Michigan coach John Beilein trusted that Irvin would breakout and become the offensive threat he’s been for most of the season. The only way Beilein felt that could happen was to continue giving Irvin the green light.
“When he threw that air ball and missed by four feet, I don’t care,” Beilein said. “I told him, ‘Shoot it when you’re open.’ It’s going to be very hard for us to have success this year if we shut him off and just say, ‘Don’t.’ He scored 1,400 points — you don’t say, ‘Okay, you don’t know how to score anymore.’ You don’t forget that.”
While Irvin proved Thursday that his jump shot wasn’t close to being forgotten, he also showed that the slump may have had benefitted other facets of his game.

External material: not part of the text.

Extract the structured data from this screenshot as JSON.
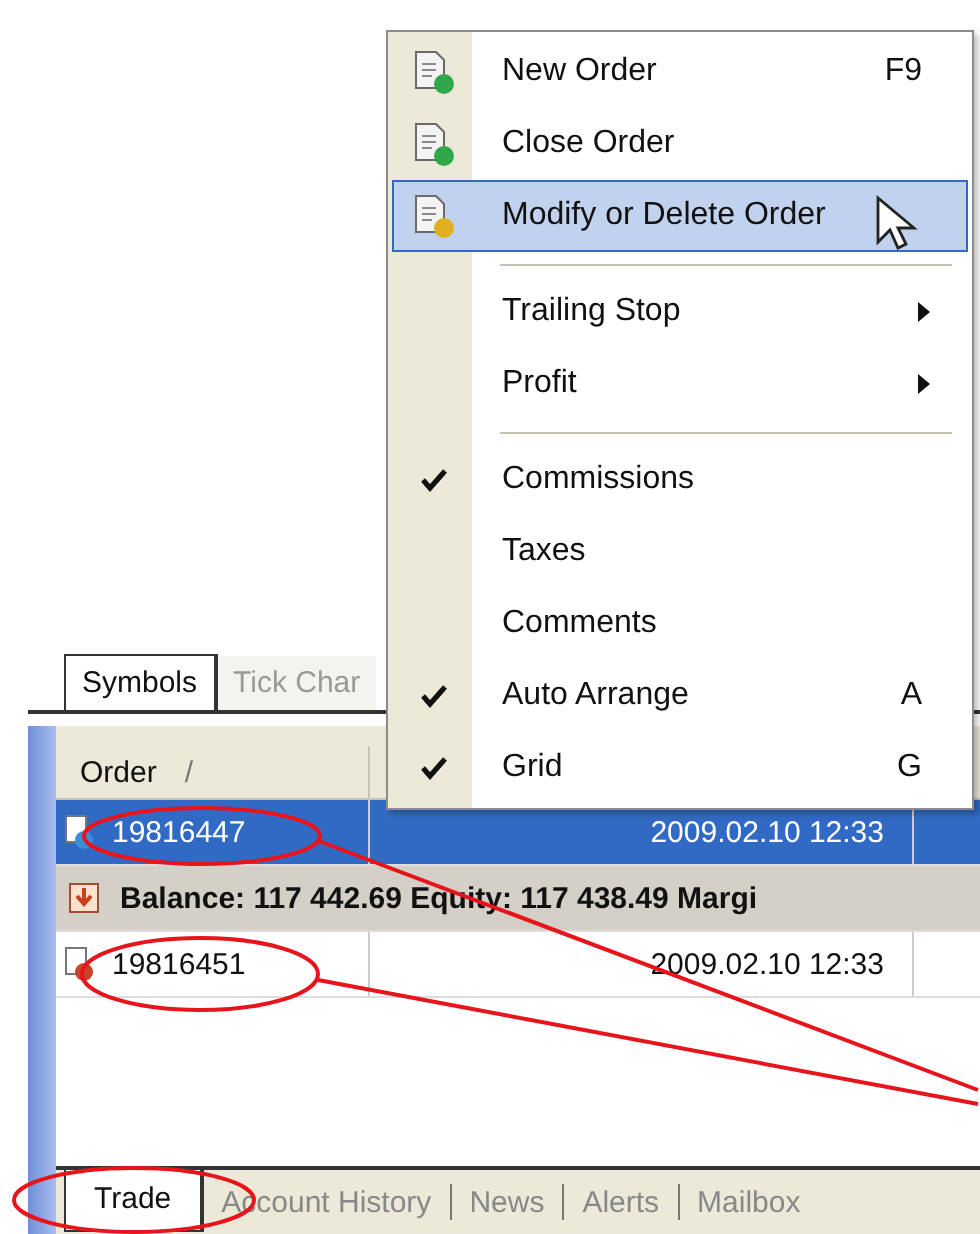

Irvin had two assists down low in the second half to redshirt sophomore forward DJ Wilson and sophomore forward Mortiz Wagner that circumnavigated Wisconsin’s stout frontcourt defense and led to a couple of big scores in the paint. Those were passes Irvin may not have made a couple of weeks ago, but his vision has opened up to more than just the hoop in front of him.
“I think tonight, I was able to find players and put them in the right position to score,” Irvin said. “I just got to do that going forward.”
The senior also put more energy into making stops on the defensive end. In the second half, Irvin had the task of double teaming Badger forward Ethan Happ, who had tallied 18 points and four assists in the first 20 minutes.
The help defense clearly got to Happ’s head as the second half progressed. Irvin forced Happ into bad shots and bad passing lanes, all while holding his main defensive assignment, Wisconsin forward Nigel Hayes, to just four points in the final period.
“That’s been the biggest thing for me,” Irvin said. “I’m able to impact the game in other ways than scoring. I’ve really taken it upon myself on the defensive end to contribute there. As a whole, we did a great job on Hayes and Happ.”
The Wolverines will hope Irvin can maintain the form he rediscovered Thursday in all areas of his game. With five games to go in the regular season, Michigan knows it needs Irvin to be his well-rounded self now more than ever as it enters the home stretch of its postseason push.
“That kid works so hard, (and) has been going through a tough stretch,” Wagner said. “To be honest, I think people make a big deal out of it even though it isn’t. Like people go through stretches like that. I’m so happy that — even though he banked it, I don’t care how — it was such a relief. We just knew, hey, he’s back.”